L’équilibre des couleurs et de la composition associé à des références textuelles, à des symboles et à des images souvent humoristiques de soi-même apporte un caractère affectueux. Sa mère a d’ailleurs toujours été son « sparring-partner » à cet égard. Avec son autorité naturelle, elle le pousse à continuer à rêver tout en lui donnant des avis critiques. Tout a commencé quand elle a découvert ce que son cadet voulait faire de sa vie aux alentours de son vingt-deuxième anniversaire. Meese explique à ce propos que c’est plutôt l’art qui l’a trouvé et pas le contraire. Depuis lors, il joue le jeu de l’enfant ou du bouffon, qui, après avoir vanté les mérites de l’art, n’hésite pas à ajouter peu de temps après que l’art est une « lasagne totale ». Pendant ses performances, le personnage représenté se comporte souvent comme un incapable, un abruti ou un imbécile maladroit, un dictateur qui ne sait pas toujours bien quoi faire et qui reste bloqué avec ses longs cheveux dans les différents éléments de ses œuvres d’art, qui ont été grossièrement empilés. Une figure d’autorité qui se ridiculise dans un décor tout aussi impressionnant qui est en réalité un campement démonté d’un enfant. Cette innocence organisée de manière chaotique représente souvent la provocation ultime de l’opinion publique.
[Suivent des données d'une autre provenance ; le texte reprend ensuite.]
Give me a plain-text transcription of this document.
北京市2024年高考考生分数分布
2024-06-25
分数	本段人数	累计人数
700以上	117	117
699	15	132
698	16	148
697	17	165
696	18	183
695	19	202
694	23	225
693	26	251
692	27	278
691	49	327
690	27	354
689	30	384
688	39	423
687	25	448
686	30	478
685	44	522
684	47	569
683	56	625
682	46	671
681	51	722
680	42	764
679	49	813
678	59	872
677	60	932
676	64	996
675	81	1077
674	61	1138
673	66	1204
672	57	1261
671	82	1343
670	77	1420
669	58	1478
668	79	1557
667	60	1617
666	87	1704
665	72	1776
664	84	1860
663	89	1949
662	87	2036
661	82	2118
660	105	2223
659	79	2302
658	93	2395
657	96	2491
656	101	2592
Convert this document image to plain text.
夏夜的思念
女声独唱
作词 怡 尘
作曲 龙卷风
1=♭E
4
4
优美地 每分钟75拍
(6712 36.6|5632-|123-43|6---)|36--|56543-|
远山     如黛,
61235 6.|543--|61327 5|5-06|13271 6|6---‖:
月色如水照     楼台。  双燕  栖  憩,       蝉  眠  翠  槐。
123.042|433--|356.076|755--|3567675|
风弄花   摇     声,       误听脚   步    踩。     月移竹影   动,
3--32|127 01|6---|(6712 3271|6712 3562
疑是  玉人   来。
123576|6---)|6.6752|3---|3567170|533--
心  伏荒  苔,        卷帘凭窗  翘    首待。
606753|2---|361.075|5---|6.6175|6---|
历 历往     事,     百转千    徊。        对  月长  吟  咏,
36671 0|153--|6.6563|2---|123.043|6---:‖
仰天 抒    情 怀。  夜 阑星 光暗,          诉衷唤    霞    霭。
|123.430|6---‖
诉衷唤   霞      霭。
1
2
L’auto-portrait joue le rôle de fil rouge à travers son œuvre. Tout comme les différents rôles, il démontre aussi toute l’étendue de son talent d’artiste, qui se réfère à la fois à l’art et à son histoire, et à la lutte destructrice qu’il mène contre son propre égo afin de remettre en question le caractère pompeux du monde de l’art. Il représente ici l’enfant qui est entouré d’un monde bruyant, un enfant qui veut continuer à jouer en permanence au milieu d’une accumulation croissante de déchets qui vise l’art personnellement et pas du tout la liberté. L’enfant n’a d’autre choix que de continuer à jouer, de persévérer dans la colère, indépendamment de tout ce contre lequel l’art s’oppose en raison des hypothèses à propos de comment cela devrait être. La langue, les titres et les citations apparaissent çà et là dans son œuvre. Ils sont peints en épaisses couches ou apparaissent sous la forme de graffiti ou de bulles de texte pliées sur la toile. Dans ses précédentes œuvres, un allemand archaïque était souvent utilisé. La satire n’était jamais bien loin. Cela faisait référence à ce qui l’intéressait.
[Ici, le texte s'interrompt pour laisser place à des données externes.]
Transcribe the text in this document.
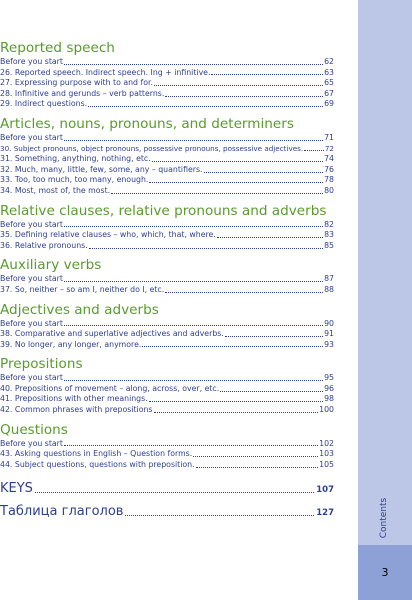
Reported speech
Before you start	62
26. Reported speech. Indirect speech. Ing + infinitive.	63
27. Expressing purpose with to and for.	65
28. Infinitive and gerunds – verb patterns.	67
29. Indirect questions.	69
Articles, nouns, pronouns, and determiners
Before you start	71
30. Subject pronouns, object pronouns, possessive pronouns, possessive adjectives.	72
31. Something, anything, nothing, etc.	74
32. Much, many, little, few, some, any – quantifiers.	76
33. Too, too much, too many, enough.	78
34. Most, most of, the most.	80
Relative clauses, relative pronouns and adverbs
Before you start	82
35. Defining relative clauses – who, which, that, where.	83
36. Relative pronouns.	85
Auxiliary verbs
Before you start	87
37. So, neither – so am I, neither do I, etc.	88
Adjectives and adverbs
Before you start	90
38. Comparative and superlative adjectives and adverbs.	91
39. No longer, any longer, anymore.	93
Prepositions
Before you start	95
40. Prepositions of movement – along, across, over, etc.	96
41. Prepositions with other meanings.	98
42. Common phrases with prepositions	100
Questions
Before you start	102
43. Asking questions in English – Question forms.	103
44. Subject questions, questions with preposition.	105
KEYS	107
Таблица глаголов	127	Contents
3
« L’art est une question d’urgence et pas de volonté humaine. La société subit de plus en plus souvent un lavage de cerveau et se confond avec l’art. L’art se trouve à l’origine de presque tout ce que l’homme crée et souhaite. Il s’agit d’une super-substance chimique. Quelque chose qui a vu le jour pendant le Big Bang. Il est plus ancien que l’humanité. Il était là avant et restera après. L’art a modelé tous les mondes. Nous vivons dans son collage vivant duquel nous prenons ce dont nous avons besoin. »
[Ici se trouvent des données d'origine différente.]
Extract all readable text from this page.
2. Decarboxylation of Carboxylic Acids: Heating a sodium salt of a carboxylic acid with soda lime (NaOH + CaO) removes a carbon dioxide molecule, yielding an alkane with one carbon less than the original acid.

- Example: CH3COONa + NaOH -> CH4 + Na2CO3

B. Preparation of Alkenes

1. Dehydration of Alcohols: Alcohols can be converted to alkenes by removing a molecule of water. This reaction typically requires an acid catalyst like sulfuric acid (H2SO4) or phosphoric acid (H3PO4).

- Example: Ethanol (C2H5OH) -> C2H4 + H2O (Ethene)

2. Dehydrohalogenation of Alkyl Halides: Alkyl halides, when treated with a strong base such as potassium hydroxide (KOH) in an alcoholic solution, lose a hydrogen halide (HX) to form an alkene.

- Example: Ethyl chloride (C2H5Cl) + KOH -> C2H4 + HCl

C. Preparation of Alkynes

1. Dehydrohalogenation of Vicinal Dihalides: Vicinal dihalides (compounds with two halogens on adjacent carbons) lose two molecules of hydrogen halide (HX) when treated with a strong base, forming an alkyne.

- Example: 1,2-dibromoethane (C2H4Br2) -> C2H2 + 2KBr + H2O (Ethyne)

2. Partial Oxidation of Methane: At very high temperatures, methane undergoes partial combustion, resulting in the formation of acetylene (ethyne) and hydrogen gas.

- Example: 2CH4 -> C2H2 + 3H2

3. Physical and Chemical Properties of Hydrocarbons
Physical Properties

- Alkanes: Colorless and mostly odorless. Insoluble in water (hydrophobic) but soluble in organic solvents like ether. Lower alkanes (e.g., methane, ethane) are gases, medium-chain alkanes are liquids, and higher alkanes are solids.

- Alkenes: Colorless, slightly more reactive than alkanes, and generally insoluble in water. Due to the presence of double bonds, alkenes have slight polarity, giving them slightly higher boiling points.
Dans les entretiens, Meese indique à plusieurs reprises que l’art a survécu à toutes les dynasties, cultures, guerres et idéologies. Chaque idée ou renouvellement de n’importe quel domaine a également été déclenché par l’art. Il est capable de célébrer toutes les perversions de la réalité et de les neutraliser dans un Gesamtkunstwerk. C’est surtout cette libération que Meese essaie d’apporter à notre monde, une créativité actuelle déconnectée qui est la seule à pouvoir maîtriser l’avenir.